Et qu’il continue d’avoir celles qui, un jour, franchissent le rubicond et posent pour la première fois un acte ; ravissent une distinction, prononcent une phrase qui deviendra une vérité pérenne, adoptent une attitude à imiter, une responsabilité à assumer et à inciser dans le marbre du normal. Il y eut une première institutrice sans doute ; puis une première pilote, une première journaliste. Une première bachelière et une première députée aussi. Mambou Aimée Gnali s’inscrit dans ce lot.  Femme et développement sonne donc comme un espace que La Semaine Africaine ne pouvait confier qu’à une femme de conviction.
Les femmes sont la moitié du ciel, dit-on. Ici, sur terre, leur rôle n’est pas toujours mis en valeur. Dans la situation de crise que nous connaissons, peu de justice est faite à leur génie au quotidien pour faire tourner la machine. Premières levées et dernières couchées, elles sont de tous les combats et imaginent les mille et une solutions pour maintenir nos familles accablées dans le semblant de normalité qui nous fait sortir dans la rue avec le sourire, mais peut-être le ventre creux et le salaire en berne.
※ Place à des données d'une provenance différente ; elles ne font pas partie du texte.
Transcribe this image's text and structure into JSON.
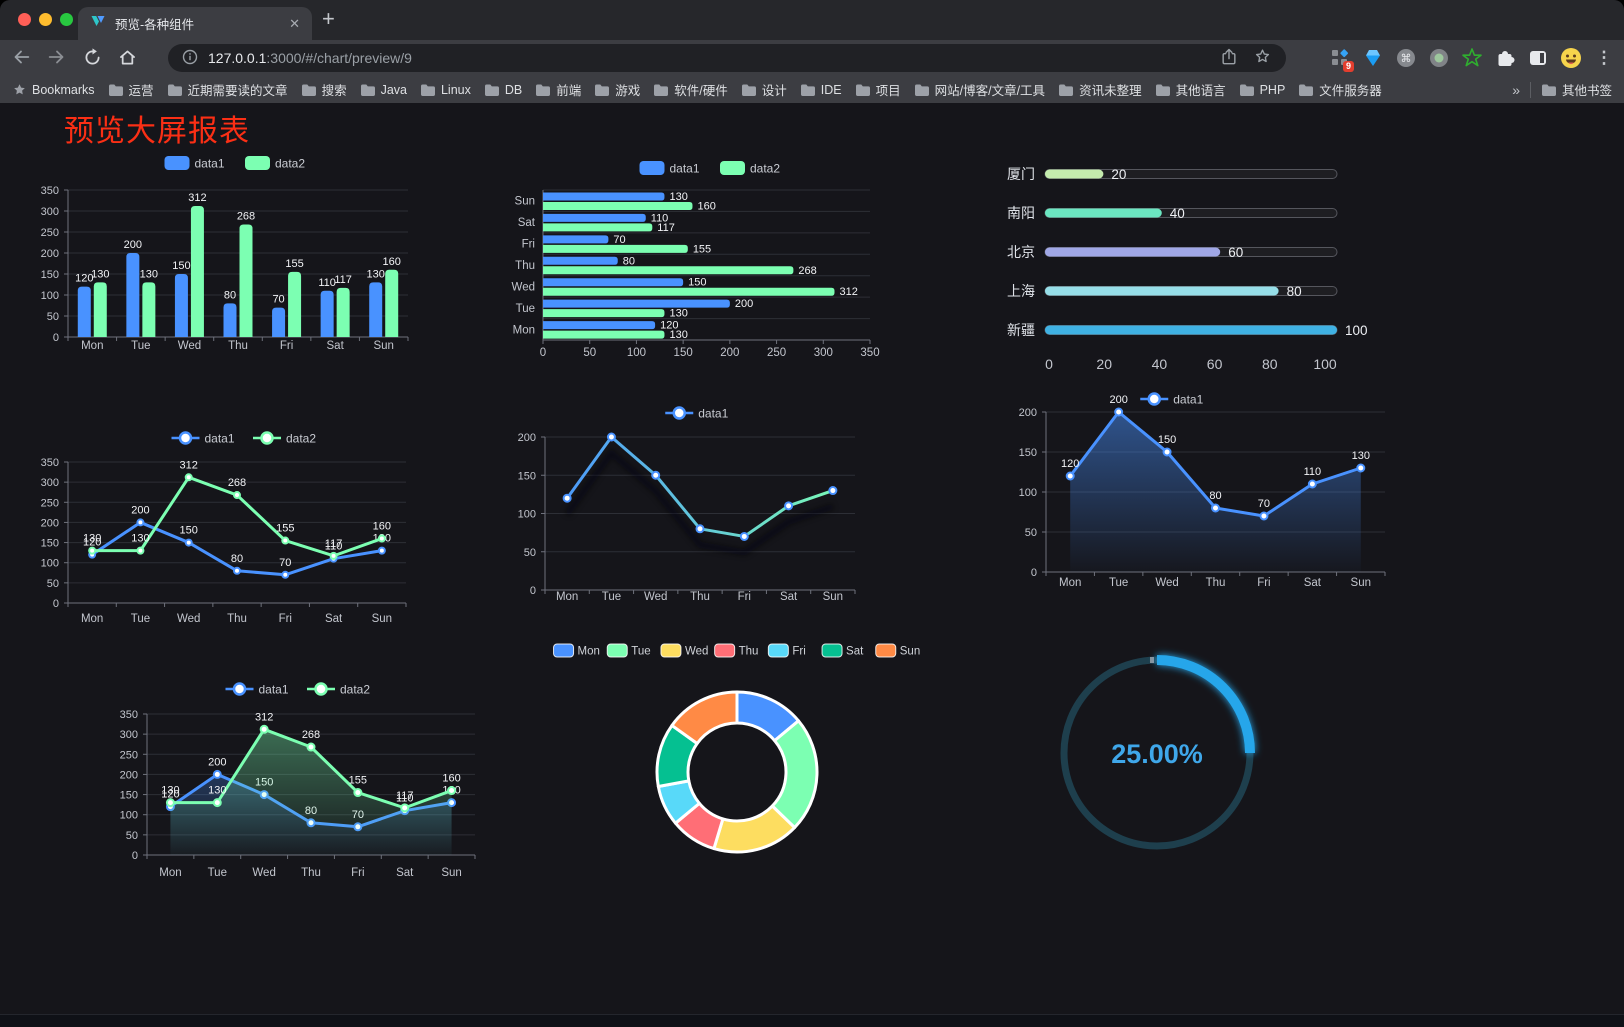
{
  "browser": {
    "window_controls": [
      "#ff5f57",
      "#febc2e",
      "#28c840"
    ],
    "tab": {
      "title": "预览-各种组件",
      "close_glyph": "✕",
      "new_tab_glyph": "+"
    },
    "address": {
      "host": "127.0.0.1",
      "rest": ":3000/#/chart/preview/9"
    },
    "bookmarks_label": "Bookmarks",
    "bookmarks": [
      "运营",
      "近期需要读的文章",
      "搜索",
      "Java",
      "Linux",
      "DB",
      "前端",
      "游戏",
      "软件/硬件",
      "设计",
      "IDE",
      "项目",
      "网站/博客/文章/工具",
      "资讯未整理",
      "其他语言",
      "PHP",
      "文件服务器"
    ],
    "overflow_glyph": "»",
    "other_bookmarks": "其他书签",
    "extension_badge": "9",
    "menu_glyph": "⋮"
  },
  "page": {
    "title": "预览大屏报表",
    "title_color": "#fb2f15",
    "background": "#15151a"
  },
  "chart_data": [
    {
      "id": "bar-vertical",
      "type": "bar",
      "title": "",
      "categories": [
        "Mon",
        "Tue",
        "Wed",
        "Thu",
        "Fri",
        "Sat",
        "Sun"
      ],
      "series": [
        {
          "name": "data1",
          "color": "#4992ff",
          "values": [
            120,
            200,
            150,
            80,
            70,
            110,
            130
          ]
        },
        {
          "name": "data2",
          "color": "#7cffb2",
          "values": [
            130,
            130,
            312,
            268,
            155,
            117,
            160
          ]
        }
      ],
      "ylim": [
        0,
        350
      ],
      "ytick": 50,
      "legend_position": "top",
      "grid": true,
      "value_labels": true
    },
    {
      "id": "bar-horizontal",
      "type": "bar",
      "orientation": "horizontal",
      "categories_top_to_bottom": [
        "Sun",
        "Sat",
        "Fri",
        "Thu",
        "Wed",
        "Tue",
        "Mon"
      ],
      "series": [
        {
          "name": "data1",
          "color": "#4992ff",
          "values": [
            120,
            200,
            150,
            80,
            70,
            110,
            130
          ]
        },
        {
          "name": "data2",
          "color": "#7cffb2",
          "values": [
            130,
            130,
            312,
            268,
            155,
            117,
            160
          ]
        }
      ],
      "series_value_order": [
        "Mon",
        "Tue",
        "Wed",
        "Thu",
        "Fri",
        "Sat",
        "Sun"
      ],
      "xlim": [
        0,
        350
      ],
      "xtick": 50,
      "legend_position": "top",
      "value_labels": true
    },
    {
      "id": "progress-list",
      "type": "bar",
      "orientation": "horizontal-progress",
      "items": [
        {
          "label": "厦门",
          "value": 20,
          "color": "#c4ebad"
        },
        {
          "label": "南阳",
          "value": 40,
          "color": "#6be6c1"
        },
        {
          "label": "北京",
          "value": 60,
          "color": "#a0a7e6"
        },
        {
          "label": "上海",
          "value": 80,
          "color": "#96dee8"
        },
        {
          "label": "新疆",
          "value": 100,
          "color": "#3fb1e3"
        }
      ],
      "xlim": [
        0,
        100
      ],
      "xticks": [
        0,
        20,
        40,
        60,
        80,
        100
      ]
    },
    {
      "id": "line-dual",
      "type": "line",
      "categories": [
        "Mon",
        "Tue",
        "Wed",
        "Thu",
        "Fri",
        "Sat",
        "Sun"
      ],
      "series": [
        {
          "name": "data1",
          "color": "#4992ff",
          "values": [
            120,
            200,
            150,
            80,
            70,
            110,
            130
          ]
        },
        {
          "name": "data2",
          "color": "#7cffb2",
          "values": [
            130,
            130,
            312,
            268,
            155,
            117,
            160
          ]
        }
      ],
      "ylim": [
        0,
        350
      ],
      "ytick": 50,
      "legend_position": "top",
      "value_labels": true
    },
    {
      "id": "line-gradient",
      "type": "line",
      "categories": [
        "Mon",
        "Tue",
        "Wed",
        "Thu",
        "Fri",
        "Sat",
        "Sun"
      ],
      "series": [
        {
          "name": "data1",
          "color_gradient": [
            "#4992ff",
            "#7cffb2"
          ],
          "marker_color": "#4992ff",
          "values": [
            120,
            200,
            150,
            80,
            70,
            110,
            130
          ]
        }
      ],
      "ylim": [
        0,
        200
      ],
      "ytick": 50,
      "legend_position": "top",
      "value_labels": false,
      "shadow": true
    },
    {
      "id": "area-single",
      "type": "area",
      "categories": [
        "Mon",
        "Tue",
        "Wed",
        "Thu",
        "Fri",
        "Sat",
        "Sun"
      ],
      "series": [
        {
          "name": "data1",
          "color": "#4992ff",
          "fill_from": "rgba(73,146,255,0.5)",
          "fill_to": "rgba(73,146,255,0.02)",
          "values": [
            120,
            200,
            150,
            80,
            70,
            110,
            130
          ]
        }
      ],
      "ylim": [
        0,
        200
      ],
      "ytick": 50,
      "legend_position": "top",
      "value_labels": true
    },
    {
      "id": "area-dual",
      "type": "area",
      "categories": [
        "Mon",
        "Tue",
        "Wed",
        "Thu",
        "Fri",
        "Sat",
        "Sun"
      ],
      "series": [
        {
          "name": "data1",
          "color": "#4992ff",
          "fill_from": "rgba(73,146,255,0.48)",
          "fill_to": "rgba(73,146,255,0.02)",
          "values": [
            120,
            200,
            150,
            80,
            70,
            110,
            130
          ]
        },
        {
          "name": "data2",
          "color": "#7cffb2",
          "fill_from": "rgba(124,255,178,0.42)",
          "fill_to": "rgba(124,255,178,0.02)",
          "values": [
            130,
            130,
            312,
            268,
            155,
            117,
            160
          ]
        }
      ],
      "ylim": [
        0,
        350
      ],
      "ytick": 50,
      "legend_position": "top",
      "value_labels": true
    },
    {
      "id": "donut",
      "type": "pie",
      "donut": true,
      "border_color": "#ffffff",
      "legend_position": "top",
      "slices": [
        {
          "label": "Mon",
          "value": 120,
          "color": "#4992ff"
        },
        {
          "label": "Tue",
          "value": 200,
          "color": "#7cffb2"
        },
        {
          "label": "Wed",
          "value": 150,
          "color": "#fddd60"
        },
        {
          "label": "Thu",
          "value": 80,
          "color": "#ff6e76"
        },
        {
          "label": "Fri",
          "value": 70,
          "color": "#58d9f9"
        },
        {
          "label": "Sat",
          "value": 110,
          "color": "#05c091"
        },
        {
          "label": "Sun",
          "value": 130,
          "color": "#ff8a45"
        }
      ]
    },
    {
      "id": "gauge",
      "type": "pie",
      "variant": "progress-ring",
      "value": 25,
      "max": 100,
      "label": "25.00%",
      "color": "#25a6ea",
      "track_color": "#1e3f4d",
      "label_color": "#3fa7ea"
    }
  ]
}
Notre rubrique s’écrira dans la liberté de son illustre animatrice. Nous sommes journal d’Eglise, notre ligne éditoriale va donc, toujours, dans le sens de donner plus d’humain à l’humain, de nous assurer que la dignité de l’être est le compagnon au quotidien de nos actions. Mambou Aimée Gnali écrira dans la plénitude de ses convictions que nous savons respectueuses de l’autre. Par la rubrique naissante, nous voulons célébrer la femme, lui redonner la parole : dire à nos mères, sœurs, filles et épouses ; à cette multitude de religieuses missionnaires d’hier et d’aujourd’hui, que leurs sacrifices au quotidien nous font vivre et que nous leur en sommes profondément reconnaissants. Et pas seulement le 8 mars !
Trouvez à lire en page 6, notre page Développement en couleur. Elle est d’ailleurs animée par une journaliste femme. Son complément harmonieux dans la pensée et la description des choses et des êtres sera ce que Mambou Aimée Gnali nous dira chaque mois. Nous vous en souhaitons une bonne réception. En espérant que le tout vous poussera à réagir et à alimenter plus encore nos «Points de vue», espace qui vous reste ouvert, dans l’observance de notre identité, le respect de tous et le sens de l’équilibre qui est la marque revendiquée de ce journal.